Dr Jérôme Chappellaz.- Les glaciologues étudient l'évolution du climat et de l'environnement terrestre en analysant des éléments chimiques présents à l'état de traces dans la glace naturelle constituant les glaciers de montagne et les grandes calottes de glace des régions polaires. À cette fin, ils conduisent des carottages au travers des glaciers afin de remonter un cylindre de glace d'environ 10 centimètres de diamètre, fournissant la matière première accumulée au cours du temps.
Ce travail est rendu possible par la nature même de la glace : les flocons de neige tombant à la surface d'un glacier incorporent des impuretés présentes dans l'atmosphère, renseignant sur l'histoire des pollutions ou de grands phénomènes naturels (éruptions volcaniques par exemple). Les atomes lourds et légers d'hydrogène et d'oxygène constituant la glace permettent de reconstituer la température à laquelle s'est produite la précipitation neigeuse ayant donné naissance à la couche de glace ancienne. Enfin, lorsque la neige se transforme en glace sous le poids des couches successivement accumulées à la surface du glacier, elle incorpore des petites bulles d'air, capsules d'atmosphère fossilisée nous renseignant par exemple sur la quantité de gaz à effet de serre présente dans l'atmosphère au cours du temps.

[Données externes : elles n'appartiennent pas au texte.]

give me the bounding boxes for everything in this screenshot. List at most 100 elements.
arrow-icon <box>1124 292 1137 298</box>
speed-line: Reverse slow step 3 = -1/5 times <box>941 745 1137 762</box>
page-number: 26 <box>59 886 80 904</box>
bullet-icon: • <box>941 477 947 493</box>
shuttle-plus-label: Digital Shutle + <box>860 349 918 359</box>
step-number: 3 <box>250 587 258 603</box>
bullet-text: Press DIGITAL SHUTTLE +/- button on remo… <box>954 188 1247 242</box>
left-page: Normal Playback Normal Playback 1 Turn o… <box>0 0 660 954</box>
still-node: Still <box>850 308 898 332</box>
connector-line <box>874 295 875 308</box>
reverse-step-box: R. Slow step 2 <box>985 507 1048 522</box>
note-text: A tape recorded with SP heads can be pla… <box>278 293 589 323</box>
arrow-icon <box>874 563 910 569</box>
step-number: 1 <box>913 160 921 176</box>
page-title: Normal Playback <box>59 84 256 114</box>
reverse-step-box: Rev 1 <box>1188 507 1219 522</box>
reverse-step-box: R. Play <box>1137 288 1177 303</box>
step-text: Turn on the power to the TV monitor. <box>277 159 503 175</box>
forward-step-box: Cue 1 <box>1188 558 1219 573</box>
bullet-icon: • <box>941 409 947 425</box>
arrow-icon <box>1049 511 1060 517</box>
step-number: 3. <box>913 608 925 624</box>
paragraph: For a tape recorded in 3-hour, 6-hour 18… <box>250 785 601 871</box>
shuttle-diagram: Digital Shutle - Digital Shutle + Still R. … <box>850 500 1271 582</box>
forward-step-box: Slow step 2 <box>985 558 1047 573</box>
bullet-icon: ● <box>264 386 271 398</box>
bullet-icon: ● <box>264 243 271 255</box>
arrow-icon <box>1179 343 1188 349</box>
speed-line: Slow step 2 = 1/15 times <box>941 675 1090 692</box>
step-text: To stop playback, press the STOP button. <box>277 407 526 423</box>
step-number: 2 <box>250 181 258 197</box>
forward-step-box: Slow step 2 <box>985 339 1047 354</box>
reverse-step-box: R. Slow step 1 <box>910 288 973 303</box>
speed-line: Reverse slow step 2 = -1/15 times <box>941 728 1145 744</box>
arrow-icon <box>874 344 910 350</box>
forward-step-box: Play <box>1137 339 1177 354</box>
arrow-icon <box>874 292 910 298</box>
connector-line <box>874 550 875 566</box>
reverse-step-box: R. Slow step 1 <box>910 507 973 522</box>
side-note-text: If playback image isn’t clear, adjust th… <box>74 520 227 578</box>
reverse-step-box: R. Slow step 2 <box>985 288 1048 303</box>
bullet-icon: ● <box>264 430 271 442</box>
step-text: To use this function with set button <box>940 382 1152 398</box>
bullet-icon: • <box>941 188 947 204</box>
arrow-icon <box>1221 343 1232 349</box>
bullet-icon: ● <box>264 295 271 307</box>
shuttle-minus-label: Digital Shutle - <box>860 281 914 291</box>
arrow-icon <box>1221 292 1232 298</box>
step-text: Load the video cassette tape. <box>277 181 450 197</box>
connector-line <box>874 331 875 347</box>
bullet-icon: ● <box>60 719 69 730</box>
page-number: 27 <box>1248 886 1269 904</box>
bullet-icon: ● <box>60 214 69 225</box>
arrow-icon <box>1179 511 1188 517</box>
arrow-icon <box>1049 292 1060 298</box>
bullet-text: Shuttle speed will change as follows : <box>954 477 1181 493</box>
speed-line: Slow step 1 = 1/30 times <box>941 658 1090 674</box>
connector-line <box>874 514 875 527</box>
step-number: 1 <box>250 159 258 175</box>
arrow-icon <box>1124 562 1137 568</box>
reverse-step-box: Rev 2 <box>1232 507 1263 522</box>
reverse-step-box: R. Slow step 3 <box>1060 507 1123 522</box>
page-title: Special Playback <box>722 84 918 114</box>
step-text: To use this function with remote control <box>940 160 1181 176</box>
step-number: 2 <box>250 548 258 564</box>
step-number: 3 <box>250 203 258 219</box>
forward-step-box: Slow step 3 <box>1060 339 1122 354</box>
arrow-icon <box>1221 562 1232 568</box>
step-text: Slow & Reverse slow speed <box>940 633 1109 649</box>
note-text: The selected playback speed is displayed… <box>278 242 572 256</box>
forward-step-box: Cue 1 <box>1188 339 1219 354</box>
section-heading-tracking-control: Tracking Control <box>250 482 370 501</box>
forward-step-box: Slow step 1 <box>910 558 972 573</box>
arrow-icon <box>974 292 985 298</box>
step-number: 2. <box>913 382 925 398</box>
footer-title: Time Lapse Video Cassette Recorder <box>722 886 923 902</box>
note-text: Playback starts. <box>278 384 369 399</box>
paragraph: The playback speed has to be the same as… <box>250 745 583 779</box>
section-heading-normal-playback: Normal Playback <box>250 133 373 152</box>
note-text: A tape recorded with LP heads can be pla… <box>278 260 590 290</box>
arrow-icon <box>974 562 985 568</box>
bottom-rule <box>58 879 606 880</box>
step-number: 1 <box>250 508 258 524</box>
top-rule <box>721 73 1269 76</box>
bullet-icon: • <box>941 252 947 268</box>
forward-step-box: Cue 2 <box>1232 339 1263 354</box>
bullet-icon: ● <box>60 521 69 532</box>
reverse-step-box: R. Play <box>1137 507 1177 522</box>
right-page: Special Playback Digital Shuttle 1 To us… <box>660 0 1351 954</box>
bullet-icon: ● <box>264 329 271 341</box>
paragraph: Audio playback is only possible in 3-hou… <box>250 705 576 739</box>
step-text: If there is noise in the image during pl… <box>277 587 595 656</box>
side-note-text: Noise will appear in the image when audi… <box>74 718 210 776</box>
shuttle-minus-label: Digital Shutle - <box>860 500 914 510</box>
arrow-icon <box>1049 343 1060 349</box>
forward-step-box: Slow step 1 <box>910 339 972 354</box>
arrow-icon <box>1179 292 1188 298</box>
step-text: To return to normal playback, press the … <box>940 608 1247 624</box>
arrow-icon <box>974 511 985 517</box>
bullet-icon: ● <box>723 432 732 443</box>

Le projet Concordia, qui a déjà quelques années, vise à archiver des carottes glaciaires venues de divers endroits du monde. Quels travaux sont réalisés sur ces échantillons. Pourquoi les conserver ?
Concordia n'est pas le nom d'un projet. C'est plutôt le nom de la station franco-italienne de recherche implantée au cœur du continent antarctique et opérée en continu depuis 2005.
C'est sur le site de la station Concordia qu'a été conduit le projet européen de carottage EPICA, entre 1996 et 2004. Il a atteint le socle rocheux situé à 3 270 mètres sous la surface du glacier, permettant de remonter la glace la plus ancienne jamais carottée sur Terre, à savoir 800 000 ans d'âge.
C'est également sur ce site que nous envisageons de stocker les carottes de glace patrimoine issues du programme ICE MEMORY, piloté désormais par la fondation éponyme sous égide de la Fondation Université Grenoble-Alpes. Cinq sites de carottage ont été ciblés jusqu'ici (deux dans les Alpes, un dans la Cordillère des Andes, un dans l'Altaï russe et un dans le Caucase russe). D'autres sont visés dans les années à venir, dont le Kilimandjaro à la fin de l'été 2022 si les autorités tanzaniennes nous délivrent le permis nécessaire.
Les bouleversements climatiques anciens sont observables à « livre ouvert » dans les glaces profondes. Que nous apprennent-ils sur les changements actuels ? Et sur l’impact plus récent des activités humaines sur la qualité de l’air ?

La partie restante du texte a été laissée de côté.